Arvedi eyeing JSW Italia to expand its steel coil output: sources

The Arvedi group is eyeing Piombino-based steelmaker JSW Italia after Arvedi’s recent acquisition of Terni AST, multiple sources confirmed to S&P Global Platts on Feb. 2.

Arvedi became the largest Italian flat steel producer after the Terni acquisition with a total of 5.5-6.0 million mt of steel produced annually, as Acciaierie d’Italia, the former Ilva, with installed capacity to make 8-9 million mt/year of crude steel, now produces around 4.5 million mt/year.

Industry sources confirmed to Platts that there is real interest in the acquisition, although it is still very much in a preliminary phase. The JSW Italia plant is attractive to Arvedi as it needs an additional 1.5-2.0 million mt/year of coils via a new electric arc furnace (EAF) to feed the cold-rolling units it is building at the Trieste site of Servola.

Arvedi currently runs a pickling line at Trieste with a capacity of 600-800,000 mt/year, an 800,000 mt/year CR line and a slitting line with a capacity of up to 200,000 mt of coils, sources close to the mill told Platts. The working lines are not running at their full capacity and are fed by coils made by Arvedi’s main mill in Cremona.

The JSW Italia site also has a lot of land and is close to the large port of Piombino. In the past, there have been talks of mills wanting to create a consortium to build a direct reduced iron (DRI) facility in Piombino and sources told Platts that Arvedi could be interested in leading such a joint venture, allowing it to source some of the output for what could be its new EAF in Piombino.

Mill working at around 40% of design capacity

JSW Italia is currently owned by Indian Group JSW, which bought the Italian mill, previously named Aferpi, in 2019 from Algeria’s Cevit.

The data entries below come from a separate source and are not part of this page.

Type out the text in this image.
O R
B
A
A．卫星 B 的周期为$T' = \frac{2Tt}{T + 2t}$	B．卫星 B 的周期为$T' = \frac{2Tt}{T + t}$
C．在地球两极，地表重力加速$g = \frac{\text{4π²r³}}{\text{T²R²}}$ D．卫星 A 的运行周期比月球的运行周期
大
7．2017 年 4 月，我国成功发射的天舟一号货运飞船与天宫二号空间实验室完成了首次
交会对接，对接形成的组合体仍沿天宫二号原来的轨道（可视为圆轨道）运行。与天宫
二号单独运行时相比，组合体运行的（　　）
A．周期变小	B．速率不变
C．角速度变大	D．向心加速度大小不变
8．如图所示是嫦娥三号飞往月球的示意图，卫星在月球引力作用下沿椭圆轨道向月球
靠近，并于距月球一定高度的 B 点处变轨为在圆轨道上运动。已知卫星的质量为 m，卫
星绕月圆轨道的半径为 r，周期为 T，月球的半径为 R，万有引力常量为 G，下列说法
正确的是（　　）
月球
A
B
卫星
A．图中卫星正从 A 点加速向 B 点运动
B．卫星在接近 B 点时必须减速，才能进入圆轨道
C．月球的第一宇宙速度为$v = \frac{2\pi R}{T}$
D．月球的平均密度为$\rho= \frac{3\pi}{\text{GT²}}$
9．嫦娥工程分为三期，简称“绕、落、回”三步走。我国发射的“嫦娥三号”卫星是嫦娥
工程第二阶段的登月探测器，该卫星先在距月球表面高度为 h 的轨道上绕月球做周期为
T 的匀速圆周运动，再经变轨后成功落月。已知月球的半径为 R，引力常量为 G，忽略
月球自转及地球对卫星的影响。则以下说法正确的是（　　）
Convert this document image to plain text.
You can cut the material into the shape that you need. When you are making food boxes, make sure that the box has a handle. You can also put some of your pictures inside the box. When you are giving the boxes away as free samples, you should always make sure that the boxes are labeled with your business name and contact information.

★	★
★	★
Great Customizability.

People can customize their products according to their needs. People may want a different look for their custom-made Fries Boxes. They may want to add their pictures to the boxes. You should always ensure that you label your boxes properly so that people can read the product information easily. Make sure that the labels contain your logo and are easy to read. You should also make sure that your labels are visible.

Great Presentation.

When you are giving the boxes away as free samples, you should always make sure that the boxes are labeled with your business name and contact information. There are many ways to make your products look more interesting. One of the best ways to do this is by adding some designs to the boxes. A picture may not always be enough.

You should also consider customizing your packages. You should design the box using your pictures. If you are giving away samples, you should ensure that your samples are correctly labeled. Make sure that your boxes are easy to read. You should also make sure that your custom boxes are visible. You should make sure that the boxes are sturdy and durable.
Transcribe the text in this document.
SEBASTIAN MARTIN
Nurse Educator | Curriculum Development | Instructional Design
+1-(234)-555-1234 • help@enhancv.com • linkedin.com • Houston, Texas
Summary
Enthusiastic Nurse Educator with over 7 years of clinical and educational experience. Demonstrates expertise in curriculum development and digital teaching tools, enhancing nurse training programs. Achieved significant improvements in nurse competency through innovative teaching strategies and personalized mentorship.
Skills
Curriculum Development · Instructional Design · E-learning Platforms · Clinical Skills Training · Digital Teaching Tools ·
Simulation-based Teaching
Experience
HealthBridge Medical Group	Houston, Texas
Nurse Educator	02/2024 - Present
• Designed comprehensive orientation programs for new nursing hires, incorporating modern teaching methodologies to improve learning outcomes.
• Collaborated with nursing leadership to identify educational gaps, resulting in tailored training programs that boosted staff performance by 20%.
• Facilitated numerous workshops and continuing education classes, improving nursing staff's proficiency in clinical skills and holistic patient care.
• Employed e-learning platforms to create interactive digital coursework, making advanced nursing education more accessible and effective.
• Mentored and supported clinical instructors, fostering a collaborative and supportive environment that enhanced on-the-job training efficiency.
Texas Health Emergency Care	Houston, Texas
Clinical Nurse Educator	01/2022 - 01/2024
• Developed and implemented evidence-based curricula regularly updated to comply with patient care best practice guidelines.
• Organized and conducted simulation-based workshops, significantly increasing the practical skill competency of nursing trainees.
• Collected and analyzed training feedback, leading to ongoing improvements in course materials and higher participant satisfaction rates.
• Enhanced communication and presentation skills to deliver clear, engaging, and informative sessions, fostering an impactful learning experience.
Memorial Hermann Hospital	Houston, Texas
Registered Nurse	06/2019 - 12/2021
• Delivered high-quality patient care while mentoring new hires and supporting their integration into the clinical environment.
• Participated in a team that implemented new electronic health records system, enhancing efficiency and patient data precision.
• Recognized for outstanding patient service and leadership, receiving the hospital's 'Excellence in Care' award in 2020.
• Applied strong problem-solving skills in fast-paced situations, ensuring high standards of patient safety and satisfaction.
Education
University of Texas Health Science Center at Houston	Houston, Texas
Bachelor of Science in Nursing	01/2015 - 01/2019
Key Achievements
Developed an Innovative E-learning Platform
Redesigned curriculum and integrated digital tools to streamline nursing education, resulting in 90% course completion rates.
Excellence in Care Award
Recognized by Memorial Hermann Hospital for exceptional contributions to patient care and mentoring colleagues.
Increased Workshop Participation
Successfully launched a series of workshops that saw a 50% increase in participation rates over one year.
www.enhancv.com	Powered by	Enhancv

According to sources, JSW bought it for around Eur70 million ($79 million) and it has invested Eur70 million since without finishing the industrial plan set out when it made the purchase.

Under the plan JSW intended to install two new EAFs with a combined capacity of 3 million mt/year to produce semis for long and flat steel production.

The EAFs were never built, with JSW feeding the rolling lines with blooms and billets from its mills in India.

The mill has a design capacity to produce 600,000 mt/year of wire rod, 300,000 mt/year of rebar and a rail unit with a total design capacity of 350,000 mt/year. According to sources close to the mill, it was working at only around 40% of its design capacity.

Platts contacted JSW, but received no reply by the time of publication.

The unions and the Italian government are likely to support any acquisition because the JSW Italia mill temporarily laid off most of its 1,400 workers, which according to the unions cost the Italian government around Eur23 million/year.

As a result, Italy’s national agency for investment and economic development, Invitalia, has been called to study the dossier of JSW Italia to eventually take a stake in the long steel producer, as already reported by Platts.

New galvanizing line and coating line

Arvedi also needs additional coils as it is building a 250,000 mt/year hot-dip galvanizing line and a 200,000 mt/year coating line, which are both expected to be commissioned by the end of 2022. In 2023 a second galvanizing line is expected to be built with a capacity of 300,000 mt/year, a source closed to the mill told Platts.

In Cremona, Arvedi has two EAFs that feed 75% of the finishing operations there. The No. 1 furnace has 1.4 million mt/year of crude steel production capacity and the No. 2 furnace was upgraded and expanded in 2021 to 2.6 million mt/year.

Although the company has worked to increase its production and just bought AST Terni to add 1.5 million mt/year of production capacity it still needs another 1.5-2.0 million mt/year of hot-rolled coil production by 2023-2024 due to the cold mill investments.

Arvedi uses around 2.4 million mt/year of scrap, mostly sourced from Italy and the rest of Europe, along with 600,000-700,000 mt/year of pig iron and 400,000-500,000 mt/year of hot-briquetted iron (HBI). Italy is a major scrap-based steel producer, accounting for 17-19 million mt of scrap demand. It imports around 4-5 million mt/year of scrap, about 1 million mt/year of pig iron and around 700,000 mt/year of HBI, according to Platts’ archive.

There are expectations that scrap demand – as well as HBI and pig iron demand – will increase in Europe where mills that are trying to cut emissions will migrate to the EAF route.

Arvedi and JSW worked together in the past as the two companies teamed up to buy the former Ilva, now Acciaierie d’Italia, in 2018 when ArcelorMittal in the end managed to purchase it.

Platts reached an Arvedi spokesperson for comment, but the company declined.